The government maintains that the charter will cease to be part of UK law when Britain leaves the EU but insists that rights will not be weakened following Brexit. However, the signatories claim that independent legal advice shows this to be wrong.
“Losing it creates a human rights hole because the charter provides some rights and judicial remedies that have no clear equivalents in UK law,” they write.
“Furthermore, by keeping the wide and complex body of EU law while throwing away the charter, which is the code to unlock it, the government risks creating confusion, jamming itself in a mountain of legal cases.” According to the EHRC, rights that would be lost, and which do not have direct equivalents in other UK human rights law, include a freestanding right to non-discrimination, protection of a child’s best interests and the right to human dignity.
Keir Starmer, the shadow Brexit secretary, has said that Labour will propose an amendment to the withdrawal bill when it returns to the Commons on Tuesday, aimed at retaining the charter as part of UK law.
Trevor Tayleur, an associate professor at the University of Law, explained that the charter, although narrower in focus than the Human Rights Act, offers a more robust defence of fundamental rights.
“At present, the main means of protecting human rights in the UK is the Human Rights Act 1998,” he said. “This incorporates the bulk of the rights and freedoms enshrined in the European convention on human rights into UK law and thereby enables individuals to enforce their convention rights in the UK courts.
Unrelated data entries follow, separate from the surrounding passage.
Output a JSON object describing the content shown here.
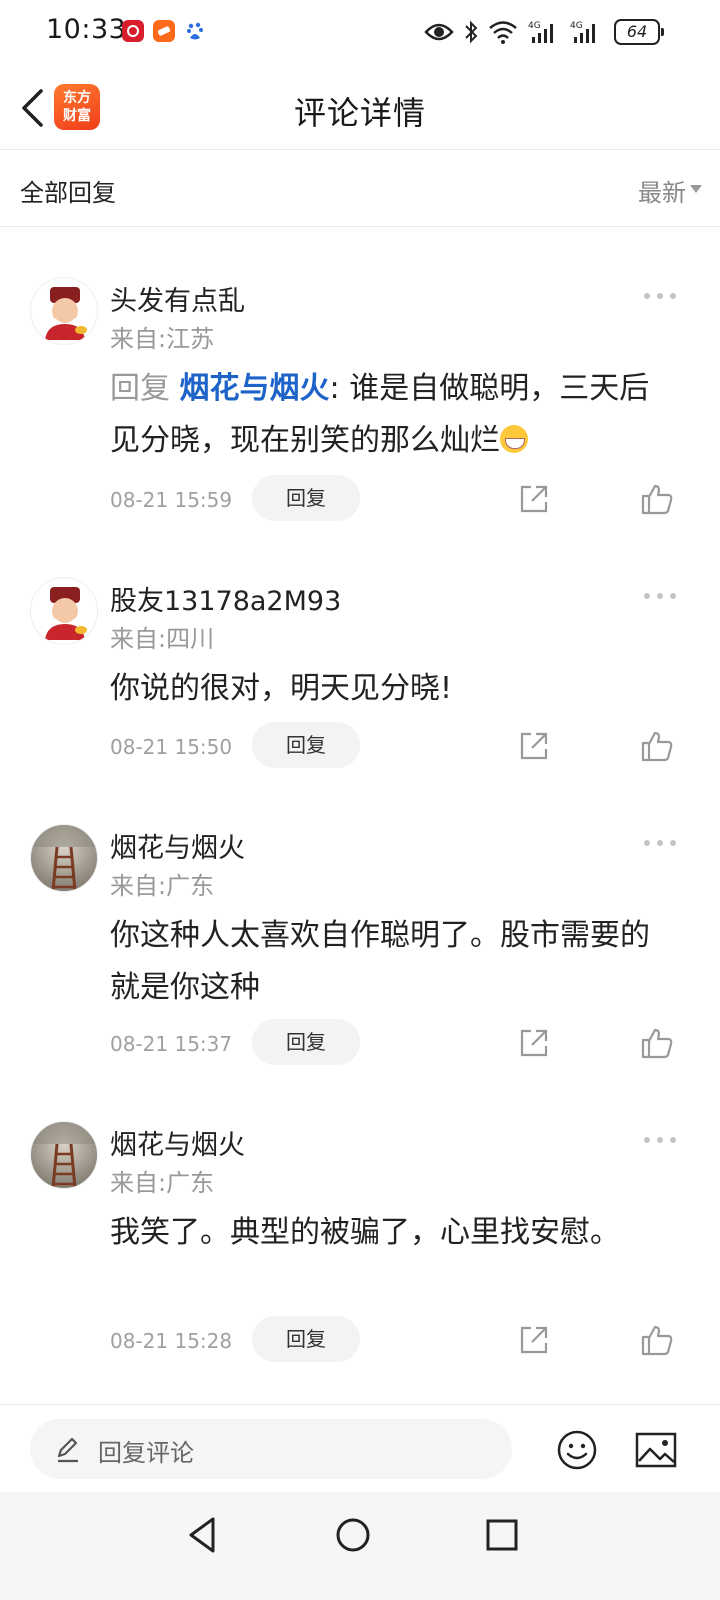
{
  "status_bar": {
    "time": "10:33",
    "battery": "64",
    "icons": [
      "app-red-icon",
      "app-orange-icon",
      "baidu-icon",
      "eye-icon",
      "bluetooth-icon",
      "wifi-icon",
      "signal-4g-icon",
      "signal-4g-icon"
    ]
  },
  "header": {
    "title": "评论详情",
    "logo_line1": "东方",
    "logo_line2": "财富"
  },
  "filter": {
    "label": "全部回复",
    "sort": "最新"
  },
  "comments": [
    {
      "username": "头发有点乱",
      "location": "来自:江苏",
      "reply_prefix": "回复 ",
      "reply_target": "烟花与烟火",
      "content": ": 谁是自做聪明，三天后见分晓，现在别笑的那么灿烂",
      "has_emoji": true,
      "time": "08-21 15:59",
      "reply_label": "回复"
    },
    {
      "username": "股友13178a2M93",
      "location": "来自:四川",
      "content": "你说的很对，明天见分晓!",
      "time": "08-21 15:50",
      "reply_label": "回复"
    },
    {
      "username": "烟花与烟火",
      "location": "来自:广东",
      "content": "你这种人太喜欢自作聪明了。股市需要的就是你这种",
      "time": "08-21 15:37",
      "reply_label": "回复"
    },
    {
      "username": "烟花与烟火",
      "location": "来自:广东",
      "content": "我笑了。典型的被骗了，心里找安慰。",
      "time": "08-21 15:28",
      "reply_label": "回复"
    }
  ],
  "input_bar": {
    "placeholder": "回复评论"
  },
  "colors": {
    "link": "#1e64c8",
    "brand": "#ef3d1a",
    "muted": "#999999"
  }
}
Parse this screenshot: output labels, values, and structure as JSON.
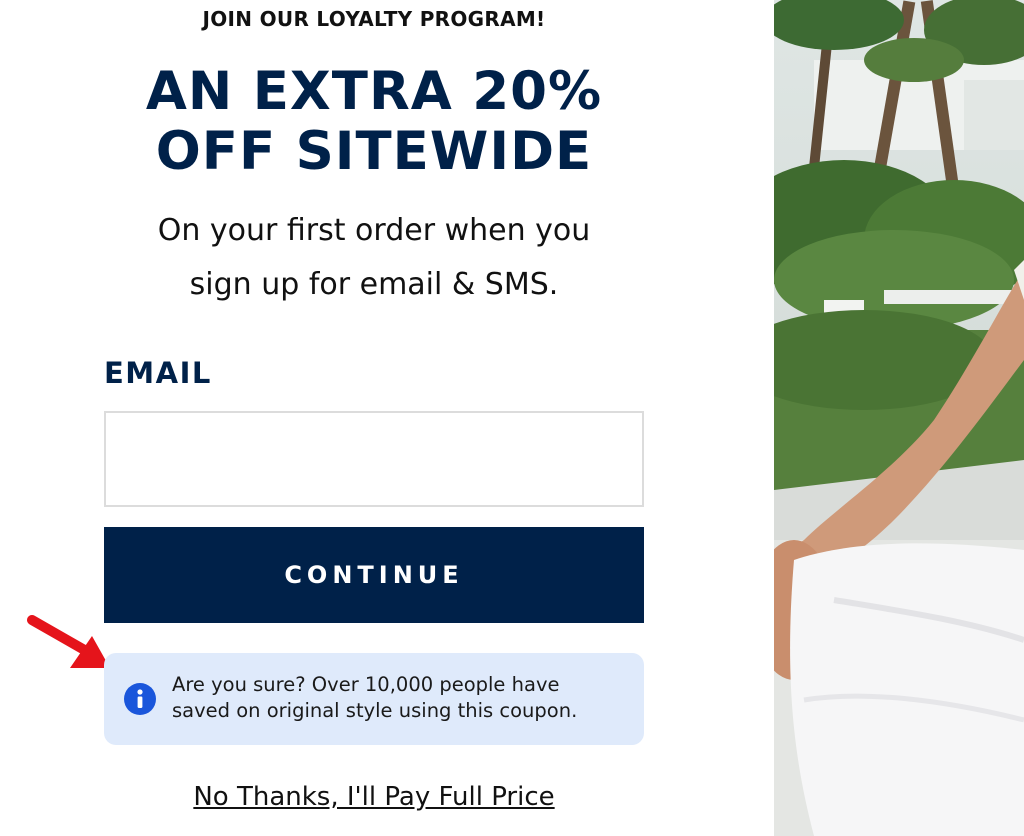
{
  "modal": {
    "eyebrow": "JOIN OUR LOYALTY PROGRAM!",
    "headline_line1": "AN EXTRA 20%",
    "headline_line2": "OFF SITEWIDE",
    "subhead_line1": "On your first order when you",
    "subhead_line2": "sign up for email & SMS.",
    "email_label": "EMAIL",
    "email_value": "",
    "email_placeholder": "",
    "continue_label": "CONTINUE",
    "notice_line1": "Are you sure? Over 10,000 people have",
    "notice_line2": "saved on original style using this coupon.",
    "decline_link": "No Thanks, I'll Pay Full Price"
  },
  "colors": {
    "brand_navy": "#002149",
    "notice_bg": "#dfeafb",
    "info_blue": "#1a56db",
    "arrow_red": "#e5141b"
  },
  "icons": {
    "info": "info-icon",
    "annotation": "red-arrow-icon"
  }
}
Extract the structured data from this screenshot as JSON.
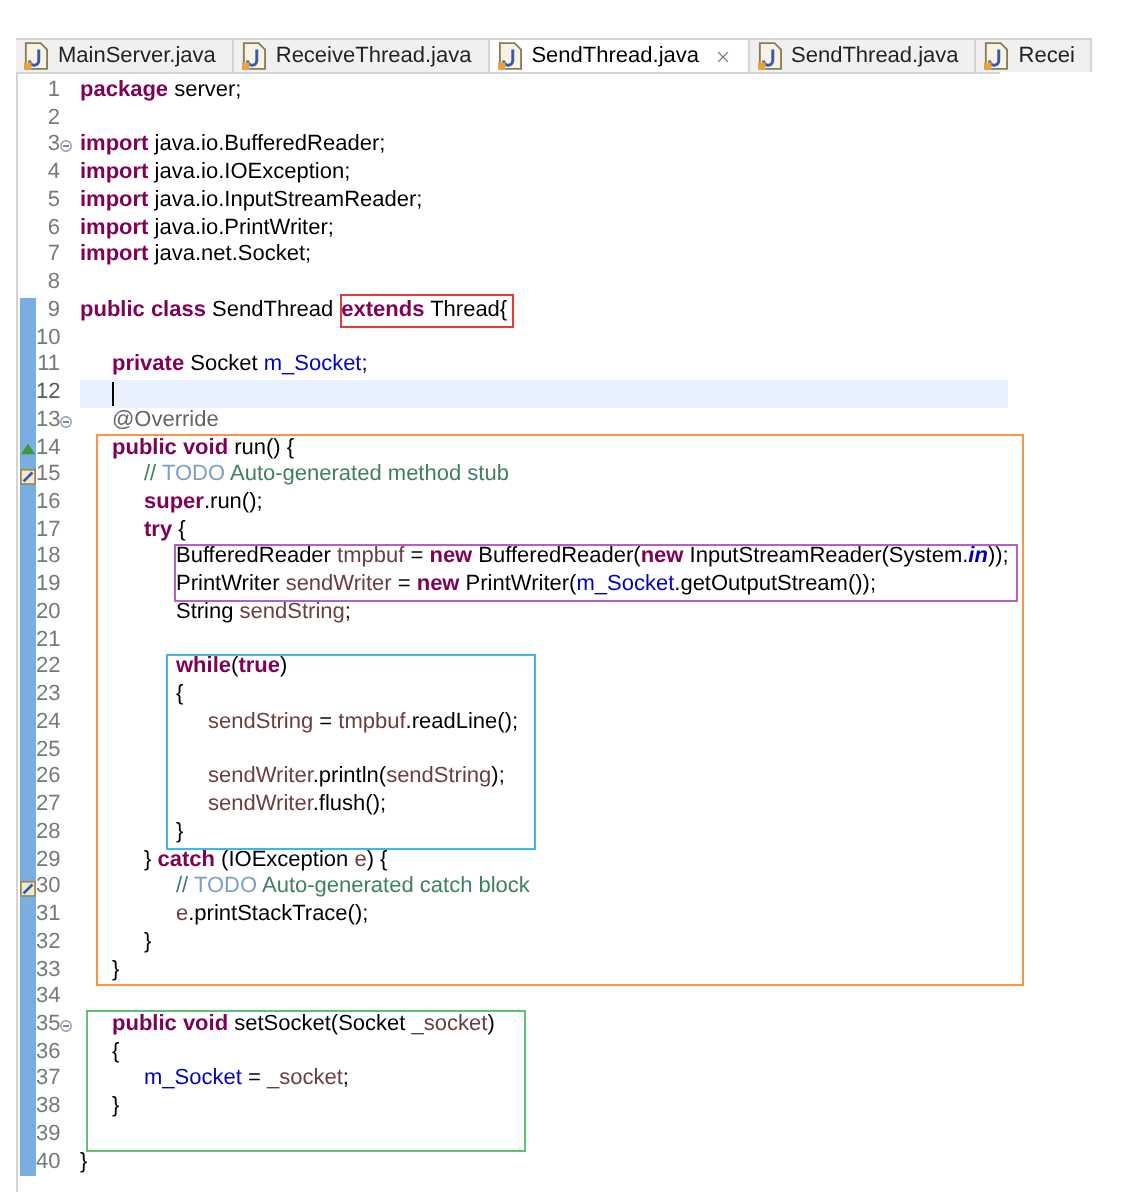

However, there is a significant limitation to the protection afforded by the HRA because it does not override acts of parliament.
“In contrast, the protection afforded by the EU charter of fundamental rights is much stronger because where there is a conflict between basic rights contained in the charter and an act of the Westminster parliament, the charter will prevail over the act.”
Koldo Casla, policy director at Just Fair, an NGO that monitors and campaigns for economic and social rights in the UK, is one of the letter’s signatories. He said: “Britain is the land of the Charter of the Forest, the Peasants’ Revolt and the Putney Debates, the birthplace of Thomas Paine and John Stuart Mill, the country of the NHS, the home of the council house.
Social rights have been part of Britain’s tradition for centuries and Brexit should not change that. We must preserve the EU charter of fundamental rights and we must incorporate into our legal system all other social rights standards that the UK has voluntarily signed up to at the international level.”